Both the NWHL and PWHPA are fighting for gender equality in professional hockey, as the game doesn’t provide an equal opportunity for everyone simply based on gender identity. However, another lingering injustice speaks to the value of intersectionality.
Following the murder of George Floyd—and many other deaths of Black people —the most significant civil rights protests in over a half-century have erupted across North America. It has sparked conversations about police brutality and systemic racism.
Racism is an issue that transcends sports, but that doesn’t omit the hockey community from taking action.
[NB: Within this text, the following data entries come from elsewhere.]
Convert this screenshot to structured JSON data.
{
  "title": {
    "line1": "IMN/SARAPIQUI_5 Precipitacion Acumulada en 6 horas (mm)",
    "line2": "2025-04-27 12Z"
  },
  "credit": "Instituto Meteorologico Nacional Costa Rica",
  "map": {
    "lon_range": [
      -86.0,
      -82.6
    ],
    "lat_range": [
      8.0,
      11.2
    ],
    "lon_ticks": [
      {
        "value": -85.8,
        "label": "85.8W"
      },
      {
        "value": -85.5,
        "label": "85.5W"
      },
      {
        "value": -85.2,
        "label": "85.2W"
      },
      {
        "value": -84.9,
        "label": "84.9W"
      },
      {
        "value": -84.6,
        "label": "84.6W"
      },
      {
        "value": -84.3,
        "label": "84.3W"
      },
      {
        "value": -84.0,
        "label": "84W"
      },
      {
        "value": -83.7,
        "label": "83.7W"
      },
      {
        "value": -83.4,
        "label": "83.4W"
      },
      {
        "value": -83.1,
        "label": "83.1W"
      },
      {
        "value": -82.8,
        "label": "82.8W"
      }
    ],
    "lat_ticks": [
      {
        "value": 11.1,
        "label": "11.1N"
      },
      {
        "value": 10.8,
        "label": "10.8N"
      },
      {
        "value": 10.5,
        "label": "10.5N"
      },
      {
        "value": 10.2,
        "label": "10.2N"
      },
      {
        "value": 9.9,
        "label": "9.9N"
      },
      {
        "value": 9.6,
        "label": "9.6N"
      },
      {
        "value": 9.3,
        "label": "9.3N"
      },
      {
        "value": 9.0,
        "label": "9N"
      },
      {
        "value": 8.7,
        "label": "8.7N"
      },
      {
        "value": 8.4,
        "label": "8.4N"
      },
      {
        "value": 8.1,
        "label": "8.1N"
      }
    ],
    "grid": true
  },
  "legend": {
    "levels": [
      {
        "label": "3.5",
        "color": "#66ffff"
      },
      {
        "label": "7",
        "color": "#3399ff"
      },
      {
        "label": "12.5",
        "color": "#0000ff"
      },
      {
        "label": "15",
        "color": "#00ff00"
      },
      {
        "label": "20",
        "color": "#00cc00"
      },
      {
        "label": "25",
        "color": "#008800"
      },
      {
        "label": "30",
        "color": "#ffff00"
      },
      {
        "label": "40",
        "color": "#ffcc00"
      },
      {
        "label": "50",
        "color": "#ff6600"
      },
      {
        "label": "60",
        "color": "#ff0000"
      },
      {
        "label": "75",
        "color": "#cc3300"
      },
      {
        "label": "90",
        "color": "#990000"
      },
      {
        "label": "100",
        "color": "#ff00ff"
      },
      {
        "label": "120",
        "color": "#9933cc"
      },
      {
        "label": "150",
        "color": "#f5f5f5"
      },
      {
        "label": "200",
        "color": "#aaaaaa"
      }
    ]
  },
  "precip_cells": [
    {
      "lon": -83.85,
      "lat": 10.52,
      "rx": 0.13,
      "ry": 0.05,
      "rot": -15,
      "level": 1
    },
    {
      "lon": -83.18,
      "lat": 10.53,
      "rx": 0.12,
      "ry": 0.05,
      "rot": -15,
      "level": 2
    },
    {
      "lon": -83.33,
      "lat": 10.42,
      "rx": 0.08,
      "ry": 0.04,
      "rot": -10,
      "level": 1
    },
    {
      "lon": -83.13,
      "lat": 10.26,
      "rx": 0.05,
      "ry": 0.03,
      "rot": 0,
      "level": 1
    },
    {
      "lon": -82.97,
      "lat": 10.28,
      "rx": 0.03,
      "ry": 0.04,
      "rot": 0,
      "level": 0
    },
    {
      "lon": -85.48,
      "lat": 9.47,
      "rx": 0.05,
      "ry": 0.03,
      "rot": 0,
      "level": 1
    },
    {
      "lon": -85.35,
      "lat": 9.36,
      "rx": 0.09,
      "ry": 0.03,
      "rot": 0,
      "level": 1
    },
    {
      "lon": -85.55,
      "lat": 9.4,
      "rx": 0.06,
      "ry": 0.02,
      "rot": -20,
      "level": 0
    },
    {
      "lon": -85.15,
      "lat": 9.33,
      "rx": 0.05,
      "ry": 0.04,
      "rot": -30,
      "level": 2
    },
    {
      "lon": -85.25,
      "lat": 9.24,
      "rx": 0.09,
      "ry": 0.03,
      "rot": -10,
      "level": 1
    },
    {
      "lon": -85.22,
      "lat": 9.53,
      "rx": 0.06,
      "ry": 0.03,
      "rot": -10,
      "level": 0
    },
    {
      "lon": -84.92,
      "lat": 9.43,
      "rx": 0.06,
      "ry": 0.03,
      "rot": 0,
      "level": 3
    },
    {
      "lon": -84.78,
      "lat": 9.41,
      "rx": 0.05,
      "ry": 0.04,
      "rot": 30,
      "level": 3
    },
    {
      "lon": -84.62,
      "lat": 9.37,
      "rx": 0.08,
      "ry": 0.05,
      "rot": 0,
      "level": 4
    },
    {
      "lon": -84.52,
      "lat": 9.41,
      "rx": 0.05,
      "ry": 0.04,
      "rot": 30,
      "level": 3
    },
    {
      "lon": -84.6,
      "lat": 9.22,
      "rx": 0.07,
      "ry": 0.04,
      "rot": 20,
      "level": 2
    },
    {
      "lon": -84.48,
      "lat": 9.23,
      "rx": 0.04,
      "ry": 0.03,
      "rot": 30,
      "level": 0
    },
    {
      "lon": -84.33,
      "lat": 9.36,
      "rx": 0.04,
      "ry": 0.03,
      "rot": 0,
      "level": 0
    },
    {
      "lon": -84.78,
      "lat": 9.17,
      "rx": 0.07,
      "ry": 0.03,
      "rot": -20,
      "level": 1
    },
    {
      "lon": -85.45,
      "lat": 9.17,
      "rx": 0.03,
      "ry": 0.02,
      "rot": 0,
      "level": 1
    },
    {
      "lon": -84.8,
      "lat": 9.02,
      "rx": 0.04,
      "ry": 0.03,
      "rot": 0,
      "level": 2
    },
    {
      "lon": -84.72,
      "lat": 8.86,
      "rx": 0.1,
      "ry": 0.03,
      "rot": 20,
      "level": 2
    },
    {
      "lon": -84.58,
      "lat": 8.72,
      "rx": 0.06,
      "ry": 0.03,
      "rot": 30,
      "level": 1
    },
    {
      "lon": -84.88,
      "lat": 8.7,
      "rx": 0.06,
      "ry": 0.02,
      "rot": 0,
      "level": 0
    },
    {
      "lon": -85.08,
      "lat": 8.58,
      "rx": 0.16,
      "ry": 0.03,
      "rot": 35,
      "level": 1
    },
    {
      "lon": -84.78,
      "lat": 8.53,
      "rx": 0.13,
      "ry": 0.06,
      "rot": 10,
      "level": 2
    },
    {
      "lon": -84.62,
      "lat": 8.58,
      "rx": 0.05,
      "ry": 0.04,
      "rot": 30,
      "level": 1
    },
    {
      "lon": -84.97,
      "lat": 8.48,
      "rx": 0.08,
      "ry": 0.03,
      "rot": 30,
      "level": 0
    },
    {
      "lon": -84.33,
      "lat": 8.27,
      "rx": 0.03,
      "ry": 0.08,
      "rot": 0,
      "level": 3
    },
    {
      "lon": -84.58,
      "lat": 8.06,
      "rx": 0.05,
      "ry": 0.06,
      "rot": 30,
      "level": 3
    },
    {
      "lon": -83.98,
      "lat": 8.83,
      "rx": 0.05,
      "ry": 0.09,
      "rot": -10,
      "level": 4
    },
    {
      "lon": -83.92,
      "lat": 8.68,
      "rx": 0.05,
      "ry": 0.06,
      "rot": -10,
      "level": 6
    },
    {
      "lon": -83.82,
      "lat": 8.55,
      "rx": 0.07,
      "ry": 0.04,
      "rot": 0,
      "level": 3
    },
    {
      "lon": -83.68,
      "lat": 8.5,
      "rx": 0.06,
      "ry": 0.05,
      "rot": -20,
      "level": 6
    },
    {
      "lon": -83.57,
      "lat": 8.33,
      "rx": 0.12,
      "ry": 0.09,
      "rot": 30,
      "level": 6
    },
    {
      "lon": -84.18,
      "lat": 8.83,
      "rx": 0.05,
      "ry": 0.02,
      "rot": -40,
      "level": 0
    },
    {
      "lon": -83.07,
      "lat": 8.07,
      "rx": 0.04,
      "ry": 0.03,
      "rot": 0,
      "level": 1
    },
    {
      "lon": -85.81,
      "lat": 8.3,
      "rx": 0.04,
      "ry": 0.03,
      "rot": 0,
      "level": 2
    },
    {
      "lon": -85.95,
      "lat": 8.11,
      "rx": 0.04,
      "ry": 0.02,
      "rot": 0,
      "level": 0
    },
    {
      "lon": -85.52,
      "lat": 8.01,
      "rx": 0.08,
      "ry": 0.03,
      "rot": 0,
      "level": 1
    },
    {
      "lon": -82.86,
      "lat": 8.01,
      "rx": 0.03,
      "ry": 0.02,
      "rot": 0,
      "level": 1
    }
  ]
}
Thus, the NWHL and PWHPA are amplifying marginalized voices in the fight against racism in hockey. Silence has enabled and justified these injustices.
Saroya Tinker—recently selected fourth overall by the Metropolitan Riveters in the 2020 NWHL Draft—shared her experience in hockey as a woman of colour. Not only is her gender a barrier, but Tinker has also felt unwelcome in hockey due to her skin colour.
“Some of my former teammates lack the understanding of the African-American community and that of white supremacy,” Tinker said in her personalized statement on Twitter. “[…] In this case, I am, and always will be, inferior to my White teammates.”
Sarah Nurse—a member of the PWHPA and Team Canada—also spoke out regarding racism in society. She referred to George Floyd’s murder as yet another example of devaluing Black lives, urging people to incorporate anti-racism in their everyday lives.
Blake Bolden—a member of the PWHPA and the first Black player in the NWHL—has engaged in deep conversations about racism in hockey. Along with Nurse, Bolden was featured in The Hockey News and also appeared on Sports Talk with Erica L. Ayala.
If you’re looking for valuable resources on the matter, Jashvina Shah has published information on how to be an ally through education, action and support. There’s also a thorough guide on ways you can help in becoming anti-racist as opposed to “not racist.”